Si è conclusa con successo la Summer School "The Art of Fermentation: where tradition meets science", promossa dall'Università di Scienze Gastronomiche di Pollenzo dal 29 giugno al 2 luglio.
Per quattro giorni il campus ha accolto 24 partecipanti provenienti da 13 Paesi – Italia, Canada, Colombia, Croazia, Francia, Germania, Giappone, India, Irlanda, Israele, Panama, Regno Unito e Stati Uniti – confermando il crescente richiamo internazionale dell'offerta formativa dell'Ateneo.

Ospitati negli spazi del Pollenzo Food Lab, gli iscritti hanno seguito un percorso intensivo dedicato alla fermentazione come pratica gastronomica, patrimonio culturale e oggetto di ricerca scientifica. Il programma, articolato in quattro masterclass, tre laboratori pratici, sessioni di show cooking e degustazione e due visite didattiche, ha alternato lezioni teoriche ed esperienze sul campo, guidate dai docenti dell'UNISG e del Pollenzo Food Lab.

La Summer School si è aperta con un approfondimento sull'antropologia della fermentazione e sulla scienza del gusto, con particolare attenzione all'umami, per poi entrare subito nella pratica con l'inoculazione del koji, ingrediente chiave di molte fermentazioni tradizionali. La seconda giornata è stata dedicata alla cultura del koji e alle sue applicazioni, con laboratori per la produzione del miso e attività sulle fermentazioni lattiche, culminate nella preparazione di verdure latto-fermentate. In serata i partecipanti hanno preso parte a uno speciale workshop di cucina a Casa B, a Bra, insieme allo chef stellato Davide Caranchini, preparando e condividendo un menu dedicato ai fermentati.
Il terzo giorno ha approfondito il legame tra alimenti fermentati e salute, affrontando temi come microbiota, prebiotici e probiotici, per poi proseguire con esercitazioni pratiche sulle colture simbiotiche e sulla produzione della kombucha.

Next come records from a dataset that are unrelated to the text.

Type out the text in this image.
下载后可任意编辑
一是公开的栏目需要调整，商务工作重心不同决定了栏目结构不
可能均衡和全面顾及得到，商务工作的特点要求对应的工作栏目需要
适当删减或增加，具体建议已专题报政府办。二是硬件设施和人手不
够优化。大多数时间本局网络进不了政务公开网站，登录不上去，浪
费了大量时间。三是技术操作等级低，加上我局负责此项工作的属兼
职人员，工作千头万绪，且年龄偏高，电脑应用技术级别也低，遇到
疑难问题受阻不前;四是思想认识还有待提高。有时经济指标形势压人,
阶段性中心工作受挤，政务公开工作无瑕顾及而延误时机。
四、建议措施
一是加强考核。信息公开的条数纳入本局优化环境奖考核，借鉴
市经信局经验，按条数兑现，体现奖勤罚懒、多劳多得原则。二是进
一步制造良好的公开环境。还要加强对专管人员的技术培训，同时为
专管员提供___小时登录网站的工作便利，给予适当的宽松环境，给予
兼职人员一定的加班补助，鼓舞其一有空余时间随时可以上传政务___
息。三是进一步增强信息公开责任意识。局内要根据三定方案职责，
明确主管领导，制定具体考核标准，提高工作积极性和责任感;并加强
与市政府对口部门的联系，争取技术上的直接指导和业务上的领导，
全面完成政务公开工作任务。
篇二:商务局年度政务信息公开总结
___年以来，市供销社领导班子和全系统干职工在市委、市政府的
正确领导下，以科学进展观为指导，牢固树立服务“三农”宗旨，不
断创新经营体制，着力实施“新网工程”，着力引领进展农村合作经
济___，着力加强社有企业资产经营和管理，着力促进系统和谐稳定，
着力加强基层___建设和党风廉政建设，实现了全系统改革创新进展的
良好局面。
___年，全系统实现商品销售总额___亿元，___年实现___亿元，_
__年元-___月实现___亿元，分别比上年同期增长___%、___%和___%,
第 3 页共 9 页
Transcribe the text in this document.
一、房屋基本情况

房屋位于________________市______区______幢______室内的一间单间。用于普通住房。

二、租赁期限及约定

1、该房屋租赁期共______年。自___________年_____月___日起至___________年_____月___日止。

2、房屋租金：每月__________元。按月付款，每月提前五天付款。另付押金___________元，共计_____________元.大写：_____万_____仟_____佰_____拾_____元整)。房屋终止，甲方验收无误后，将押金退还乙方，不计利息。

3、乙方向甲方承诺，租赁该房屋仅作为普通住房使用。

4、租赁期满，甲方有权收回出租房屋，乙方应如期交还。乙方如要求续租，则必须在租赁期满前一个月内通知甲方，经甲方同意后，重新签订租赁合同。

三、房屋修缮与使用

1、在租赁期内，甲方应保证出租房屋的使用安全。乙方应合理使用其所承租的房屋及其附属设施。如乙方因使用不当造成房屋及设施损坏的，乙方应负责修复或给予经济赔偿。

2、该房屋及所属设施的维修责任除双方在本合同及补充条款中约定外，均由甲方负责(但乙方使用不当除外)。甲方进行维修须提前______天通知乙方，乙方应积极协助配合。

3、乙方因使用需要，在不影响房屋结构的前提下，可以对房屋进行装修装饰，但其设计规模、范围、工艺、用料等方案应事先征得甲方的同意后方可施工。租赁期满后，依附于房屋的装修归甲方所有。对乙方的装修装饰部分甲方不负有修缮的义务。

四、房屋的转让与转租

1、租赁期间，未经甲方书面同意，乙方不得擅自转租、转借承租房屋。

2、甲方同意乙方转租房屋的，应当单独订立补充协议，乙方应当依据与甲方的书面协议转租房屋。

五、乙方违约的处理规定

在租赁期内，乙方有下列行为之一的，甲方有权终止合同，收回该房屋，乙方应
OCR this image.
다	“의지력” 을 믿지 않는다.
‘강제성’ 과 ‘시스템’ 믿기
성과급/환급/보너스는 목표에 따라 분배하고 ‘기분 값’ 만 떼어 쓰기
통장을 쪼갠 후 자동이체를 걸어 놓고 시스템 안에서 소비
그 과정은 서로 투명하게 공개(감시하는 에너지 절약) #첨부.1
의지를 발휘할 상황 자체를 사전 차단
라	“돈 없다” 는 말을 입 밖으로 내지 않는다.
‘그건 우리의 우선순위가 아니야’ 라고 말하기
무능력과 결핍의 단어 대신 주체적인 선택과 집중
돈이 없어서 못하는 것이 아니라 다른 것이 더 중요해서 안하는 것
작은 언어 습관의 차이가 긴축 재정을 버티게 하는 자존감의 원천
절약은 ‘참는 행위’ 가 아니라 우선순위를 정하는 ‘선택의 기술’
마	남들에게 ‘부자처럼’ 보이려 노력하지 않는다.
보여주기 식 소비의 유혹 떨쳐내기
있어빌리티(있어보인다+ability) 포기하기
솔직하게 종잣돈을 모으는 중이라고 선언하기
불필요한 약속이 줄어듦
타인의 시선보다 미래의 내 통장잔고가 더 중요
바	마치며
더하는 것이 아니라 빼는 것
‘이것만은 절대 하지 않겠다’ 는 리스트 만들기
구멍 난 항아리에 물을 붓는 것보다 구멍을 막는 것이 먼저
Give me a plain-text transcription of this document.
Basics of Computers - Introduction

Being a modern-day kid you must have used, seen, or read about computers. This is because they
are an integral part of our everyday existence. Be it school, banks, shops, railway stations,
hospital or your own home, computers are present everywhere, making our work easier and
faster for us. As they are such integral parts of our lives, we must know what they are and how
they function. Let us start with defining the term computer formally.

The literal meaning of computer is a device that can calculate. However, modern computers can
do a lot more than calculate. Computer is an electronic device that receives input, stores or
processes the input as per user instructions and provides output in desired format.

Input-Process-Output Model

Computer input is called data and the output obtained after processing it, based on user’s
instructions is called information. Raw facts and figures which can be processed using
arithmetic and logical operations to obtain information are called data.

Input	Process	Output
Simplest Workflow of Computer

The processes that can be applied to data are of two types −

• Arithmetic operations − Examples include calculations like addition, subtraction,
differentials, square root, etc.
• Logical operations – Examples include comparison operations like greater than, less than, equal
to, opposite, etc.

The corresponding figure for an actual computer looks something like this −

La giornata conclusiva è stata interamente dedicata alla scoperta di due realtà d'eccellenza del territorio.
A Reis, azienda agricola e ristorante autosufficiente in Valle Varaita, con lo chef Juri Chiotti i partecipanti hanno visitato la fattoria, il giardino e l'allevamento, degustando prodotti fermentati artigianali come formaggi di capra, sidro e kefir.
Il percorso si è concluso alla Sidreria Craveri e Lamberti di Verzuolo, dove hanno potuto conoscere da vicino il processo di produzione del sidro e della fermentazione della frutta locale attraverso una visita agli impianti e una degustazione finale.
Un'edizione che ha confermato il valore della Summer School come occasione di alta formazione e di confronto internazionale, capace di unire scienza, cultura gastronomica e valorizzazione delle produzioni del territorio in un'esperienza immersiva e fortemente interdisciplinare.